Thyroid Nodules and the Esophagus – 3 Facts You Should Know

Your body’s thyroid plays an important role in the regulation of your metabolism, which is the conversion of oxygen and food calories into energy. In fact, every cell in your body relies upon the thyroid hormone for proper functioning.

Some people can develop thyroid nodules, which are lumps that commonly grow on the thyroid gland. These lumps are usually found at the edge of the thyroid gland, so they can actually be felt from outside the body. They can sometimes be detected by human touch or seen from the front of the neck in the case of very thin people.

Important Statistics

Here are some facts regarding nodules:

* Thyroid nodules are fairly common young women, with about 1 in 15 having them.

* Meanwhile, about 1 in 40 young men have thyroid nodules.

* The vast majority – about 95% – are non-cancerous.

* Almost everyone develops a thyroid nodule by the time they turn fifty

Thyroid Nodule and the Esophagus

Some people with these nodules wonder about the nodules’ effects on the esophagus. In its normal state, the thyroid is located just above the Adam’s apple in the throat, draping around the trachea (or windpipe) and pressing lightly against the esophagus (part of the throat that leads to the stomach).

However, a thyroid with nodules can sometimes be painful, and if the nodules get large enough they can put pressure on the trachea and/or esophagus. This is a condition known as compression and can lead to difficulty swallowing, frequent coughing, and other problems.

3 Facts You Should Know

If you have been diagnosed as having nodules, here are 3 facts you should know:

1. Most nodules show no symptoms:

Most thyroid nodules have no symptoms. When they are detected, they are sometimes found by patients who feel a lump in their throat or who see it in the mirror. In other cases, an acquaintance of the patient may notice an odd lump in the patient’s neck. Or, a routine physician’s exam might result in the detection of a thyroid nodule.

2. Nodules can be discovered when the patient is undergoing medical scans:

In the cases whereby nodules are not detected visually or by the feeling of a lump in the throat, a patient undergoing a medical scan for an unrelated reason may have their nodules detected by a doctor or lab technician. This can happen with scans like CT scans, MRI scans or ultrasound scans. Fortunately, thyroid nodules found this way are cancerous less than 1% of the time.

3. Once you are diagnosed, your doctor will run tests and perform examinations to determine the answers to these three questions about each thyroid nodule that is detected:

a. Is the nodule cancerous? (remember, there is only a 5% chance of this being the case).

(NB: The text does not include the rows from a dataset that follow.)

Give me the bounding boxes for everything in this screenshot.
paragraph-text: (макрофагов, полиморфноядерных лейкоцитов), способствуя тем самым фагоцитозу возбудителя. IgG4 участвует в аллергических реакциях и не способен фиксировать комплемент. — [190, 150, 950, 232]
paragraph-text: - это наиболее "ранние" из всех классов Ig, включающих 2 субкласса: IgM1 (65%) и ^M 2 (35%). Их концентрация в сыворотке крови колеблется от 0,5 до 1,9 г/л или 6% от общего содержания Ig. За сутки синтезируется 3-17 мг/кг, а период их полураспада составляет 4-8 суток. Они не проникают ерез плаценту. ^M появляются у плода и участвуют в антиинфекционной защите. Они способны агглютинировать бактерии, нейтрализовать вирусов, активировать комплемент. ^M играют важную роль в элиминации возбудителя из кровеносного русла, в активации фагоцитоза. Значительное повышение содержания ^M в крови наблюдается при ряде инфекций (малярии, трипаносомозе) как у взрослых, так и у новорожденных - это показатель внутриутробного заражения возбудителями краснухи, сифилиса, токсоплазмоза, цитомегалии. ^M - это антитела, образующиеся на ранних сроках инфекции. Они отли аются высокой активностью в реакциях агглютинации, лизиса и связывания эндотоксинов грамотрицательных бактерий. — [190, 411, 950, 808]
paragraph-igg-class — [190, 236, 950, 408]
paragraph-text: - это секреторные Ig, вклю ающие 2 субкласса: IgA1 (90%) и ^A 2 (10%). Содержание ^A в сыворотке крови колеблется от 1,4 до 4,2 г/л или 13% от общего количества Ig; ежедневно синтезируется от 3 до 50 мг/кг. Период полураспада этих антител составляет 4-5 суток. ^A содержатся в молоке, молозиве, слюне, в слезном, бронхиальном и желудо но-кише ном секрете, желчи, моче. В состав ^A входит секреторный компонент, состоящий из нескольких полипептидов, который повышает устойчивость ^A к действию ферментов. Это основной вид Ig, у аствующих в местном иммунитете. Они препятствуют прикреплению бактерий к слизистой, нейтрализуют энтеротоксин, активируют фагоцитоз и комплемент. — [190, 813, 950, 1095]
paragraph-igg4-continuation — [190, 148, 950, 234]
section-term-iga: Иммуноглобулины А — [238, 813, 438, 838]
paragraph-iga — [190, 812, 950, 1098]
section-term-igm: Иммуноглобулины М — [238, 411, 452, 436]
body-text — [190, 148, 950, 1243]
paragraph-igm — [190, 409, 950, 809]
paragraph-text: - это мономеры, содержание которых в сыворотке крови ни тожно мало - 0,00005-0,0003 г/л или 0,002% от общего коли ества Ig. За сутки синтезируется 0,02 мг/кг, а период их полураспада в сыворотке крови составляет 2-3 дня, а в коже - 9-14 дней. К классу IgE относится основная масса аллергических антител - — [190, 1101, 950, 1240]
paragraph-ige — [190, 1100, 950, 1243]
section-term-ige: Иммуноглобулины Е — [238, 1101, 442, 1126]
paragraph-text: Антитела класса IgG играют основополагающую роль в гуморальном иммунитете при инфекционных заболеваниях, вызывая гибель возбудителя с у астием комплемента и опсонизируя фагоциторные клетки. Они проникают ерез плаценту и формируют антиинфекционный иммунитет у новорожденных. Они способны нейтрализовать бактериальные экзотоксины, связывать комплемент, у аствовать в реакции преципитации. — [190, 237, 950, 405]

b. Is the nodule causing compression (i.e., pressing on other structures in the neck)?

c. Is the nodule making too much thyroid hormone?

Once a thyroid is detected, your physician will likely ask you a number of questions about your health and its relationship to your thyroid nodules. For example, he or she may ask you whether you have been exposed to nuclear radiation or have received radiation treatments as a child. Your physician will then explore treatment options with you.